筋骨隆々とした四肢を木に絡みつかせた、巨大な猿を彷彿とさせる獣。その体躯は、立ち上がれば優に三メートルは超えるだろう。うっそうとした闇の中で、獣の双眸だけが、飢えと狂気を孕んだ深紅の光を放っている。
咆哮さえなかった。
獣は獲物を定めるや否や、弾かれたように枝を蹴った。巨体が空を切り、死神のような速度で肉薄する。
動け!と脳が叫び、青年は無我夢中で横へ身を投げた。
直後、鼓膜を震わせる轟音が響く。
獣が着地した地面は、爆散したかのように激しく爆ぜた。凄まじい衝撃波とともに、粉砕された土石が礫(つぶて)となって四方八方へと飛び散る。
「がっ、あぁ……!?」
かわしたはずだった。しかし、散弾のように放たれた石の一つが、無慈悲にも男の側頭部を捉える。
鈍い衝撃とともに、視界が真っ白に染まった。
焼けた鉄を押し当てられたような熱い激痛が走り、平衡感覚が消失する。男の体は為す術もなく地面を転がり、止まない耳鳴りの中で、再び深い混濁の淵へと引きずり込まれそうになる。
意識が遠のく中、青年の網膜に焼き付いたのは、さらなる絶望ではなかった。
爆塵の向こう側、血に飢えた獣が再び地を蹴る音が聞こえる。抗う術のない死の抱擁——。だが、その結末を切り裂くように、無数の「糸」が月光を反射して煌めいた。
「——詰めが甘いわね」
凛として、どこか冷徹な響きを含んだ少女の声。
視界の端で、七色の人形遣いを象徴する、青を基調としたエプロンドレスが翻る。彼女は優雅な所作で本を閉じると、青年と怪物の間に、まるで見えない壁を築くように立ちはだかった。
獣が三メートルの巨体を揺らし、圧殺せんと腕を振り上げる。しかし、少女は眉ひとつ動かさない。彼女が指先をわずかに躍らせると、虚空から現れた数体の人形たちが、意志を持つかのように鋭い槍を構えて飛び出した。
「……下がりなさい」
次の瞬間、森の湿った空気が張り詰めた魔力に支配された。
彼女が操る人形たちが複雑な陣形を描き、それぞれの掌から非科学的な光の弾幕が放たれる。
一糸乱れぬ連携。
放たれた人形たちが獣の懐で眩い光を放ち、連鎖的な爆発を巻き起こした。
鼓膜を震わせる咆哮が、断末魔へと変わる。圧倒的な質量の暴力に対し、彼女は指先ひとつで編み上げた芸術をもって、その存在を完膚なきまでに否定してみせた。

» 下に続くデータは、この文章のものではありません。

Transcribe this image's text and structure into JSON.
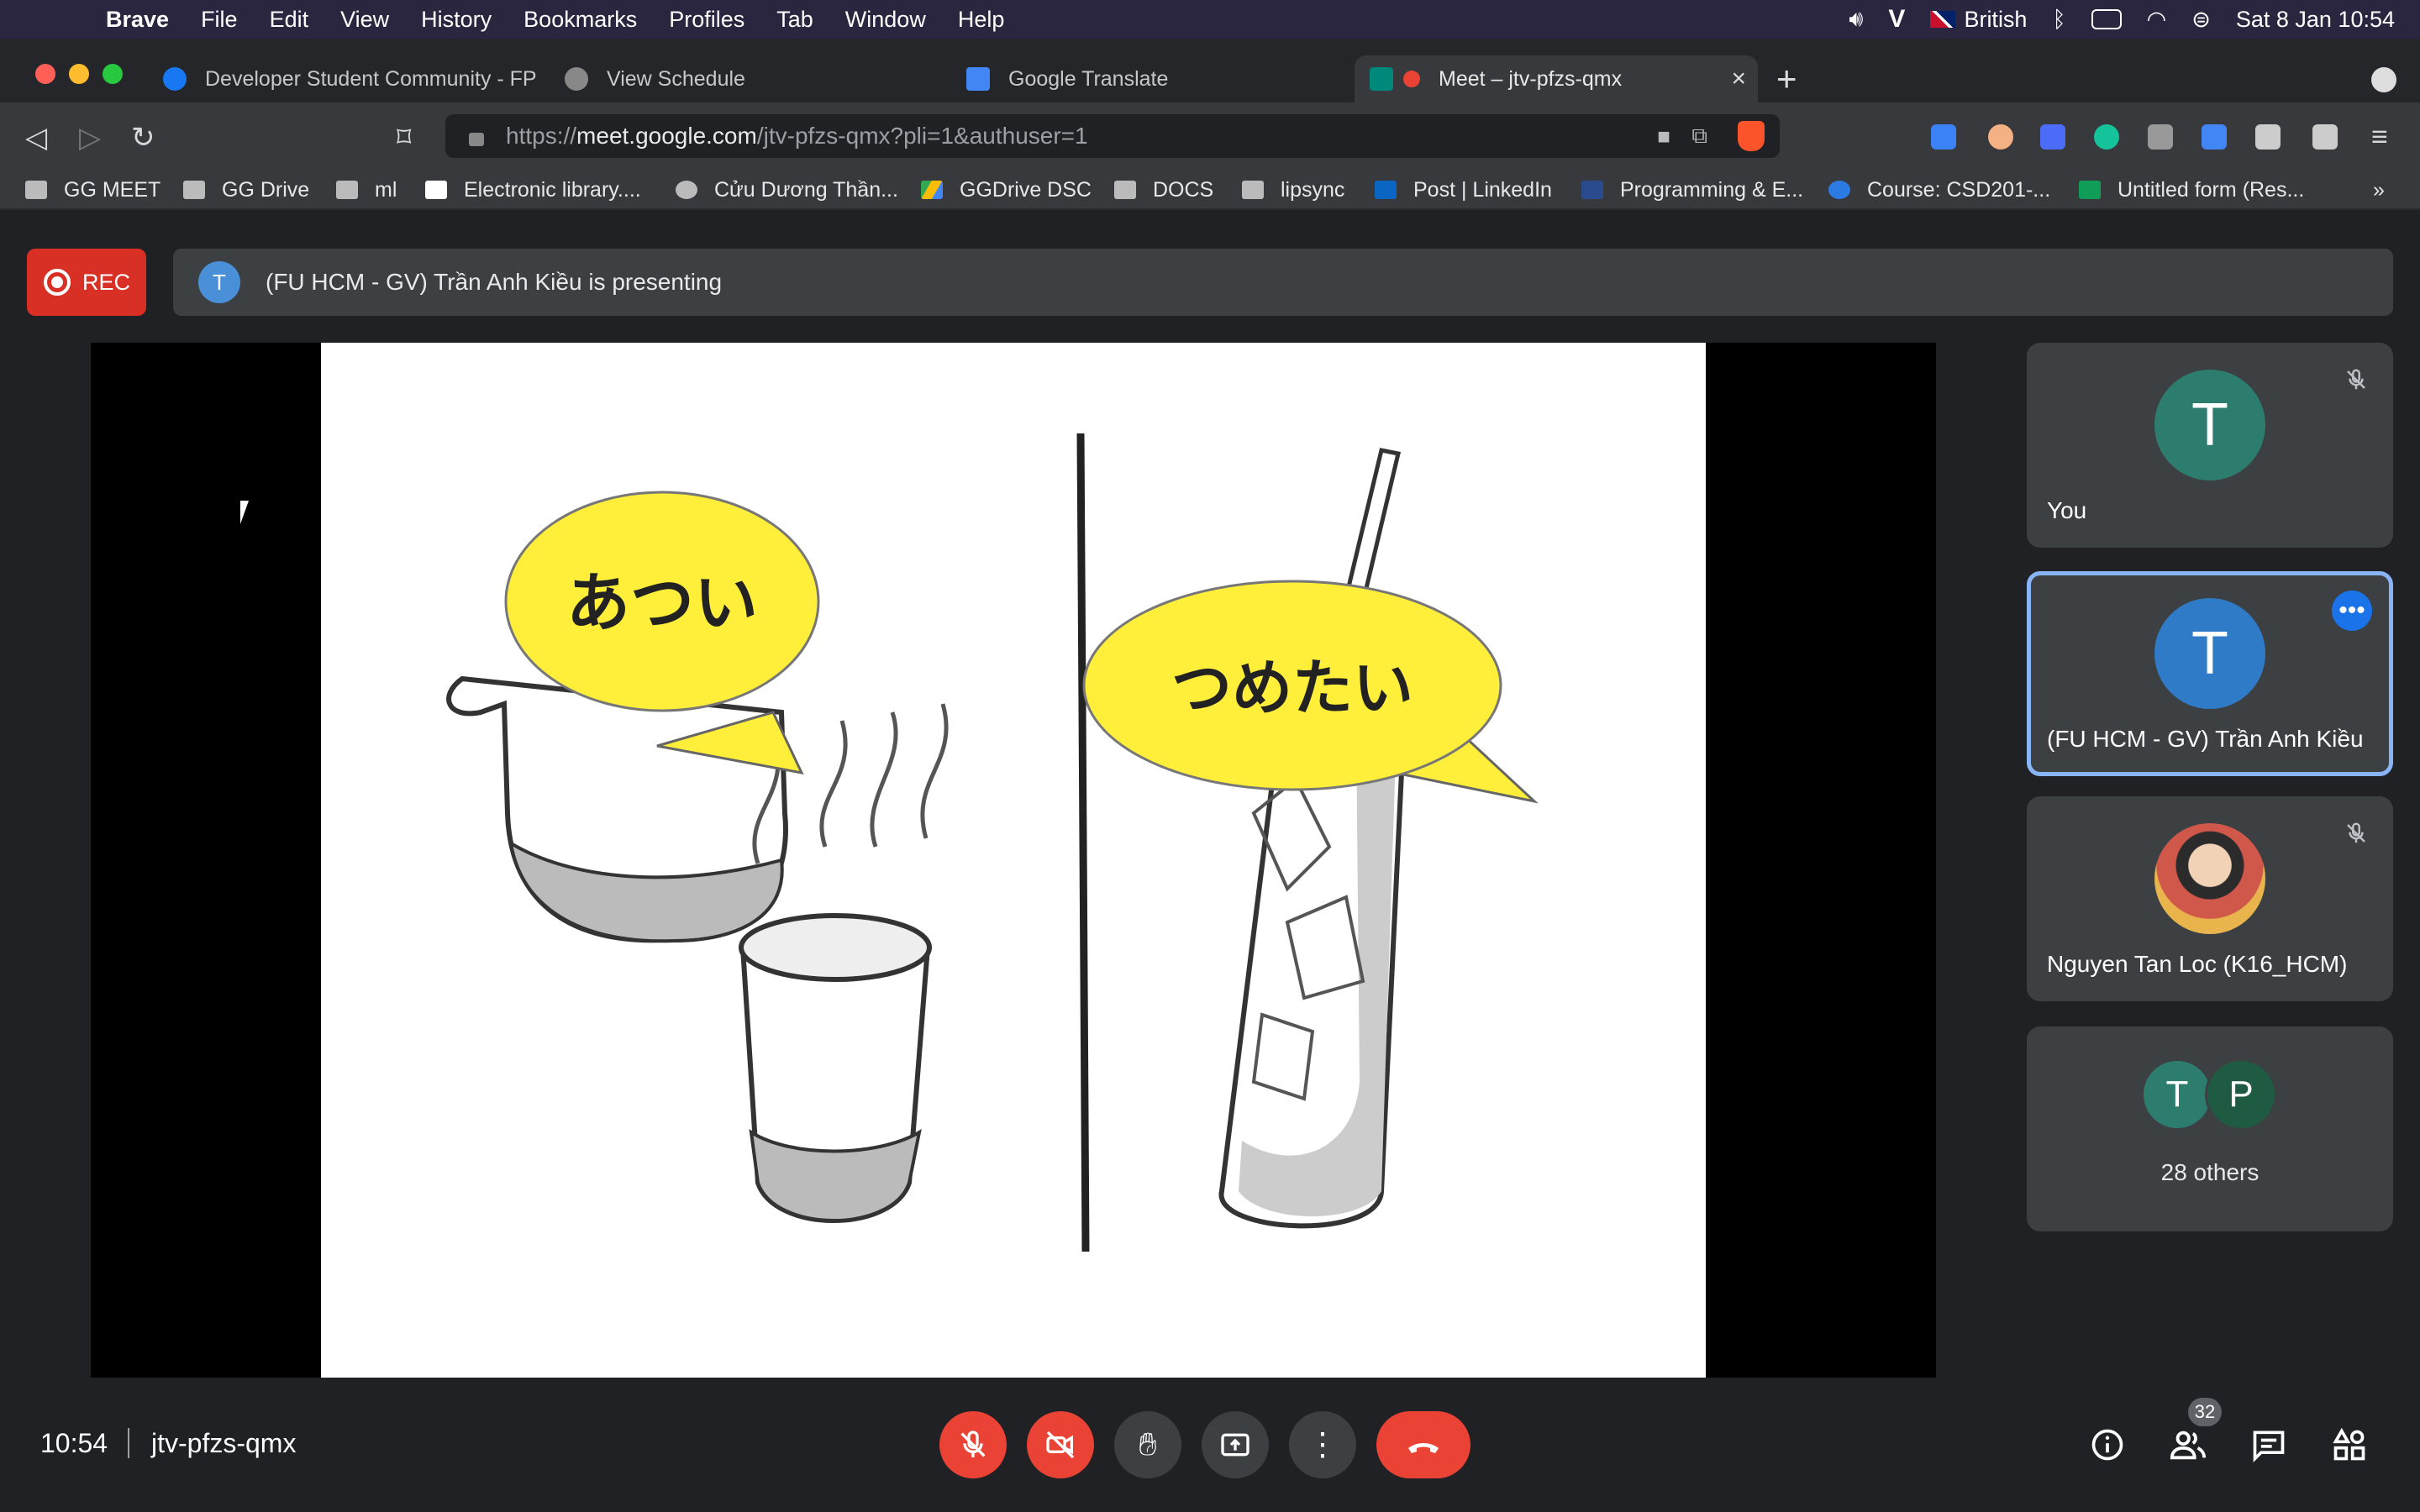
{
  "menubar": {
    "app": "Brave",
    "items": [
      "File",
      "Edit",
      "View",
      "History",
      "Bookmarks",
      "Profiles",
      "Tab",
      "Window",
      "Help"
    ],
    "language": "British",
    "datetime": "Sat 8 Jan  10:54"
  },
  "tabs": [
    {
      "title": "Developer Student Community - FP"
    },
    {
      "title": "View Schedule"
    },
    {
      "title": "Google Translate"
    },
    {
      "title": "Meet – jtv-pfzs-qmx"
    }
  ],
  "address": {
    "prefix": "https://",
    "host": "meet.google.com",
    "path": "/jtv-pfzs-qmx?pli=1&authuser=1"
  },
  "bookmarks": [
    {
      "label": "GG MEET"
    },
    {
      "label": "GG Drive"
    },
    {
      "label": "ml"
    },
    {
      "label": "Electronic library...."
    },
    {
      "label": "Cửu Dương Thần..."
    },
    {
      "label": "GGDrive DSC"
    },
    {
      "label": "DOCS"
    },
    {
      "label": "lipsync"
    },
    {
      "label": "Post | LinkedIn"
    },
    {
      "label": "Programming & E..."
    },
    {
      "label": "Course: CSD201-..."
    },
    {
      "label": "Untitled form (Res..."
    }
  ],
  "bookmarks_more": "»",
  "meet": {
    "rec_label": "REC",
    "presenter_initial": "T",
    "presenting_text": "(FU HCM - GV) Trần Anh Kiều is presenting",
    "slide": {
      "left_bubble": "あつい",
      "right_bubble": "つめたい"
    },
    "participants": [
      {
        "initial": "T",
        "name": "You",
        "color": "#2d7d6f"
      },
      {
        "initial": "T",
        "name": "(FU HCM - GV) Trần Anh Kiều",
        "color": "#2f7bc8"
      },
      {
        "initial": "",
        "name": "Nguyen Tan Loc (K16_HCM)",
        "color": ""
      }
    ],
    "others": {
      "initials": [
        "T",
        "P"
      ],
      "colors": [
        "#2d7d6f",
        "#1e5b42"
      ],
      "label": "28 others"
    },
    "time": "10:54",
    "meeting_code": "jtv-pfzs-qmx",
    "people_count": "32"
  }
}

獣の影が爆煙の中に霧散していくのを、青年は朦朧とした意識の中で見つめていた。
背中を向けたまま、彼女は人形を回収し、乱れた金髪を静かに整える。上海と呼ばれた人形が彼女の肩の周りを浮遊し、主人の勝利を称えるようにくるりと回った。
(助かった……のか……?)
安堵が限界を迎えた脳に溶け込み、男の意識はぷつりと途絶えた。
最後に耳に届いたのは、彼女が青年の傍らに膝をつき、小さく溜息をつく声だった。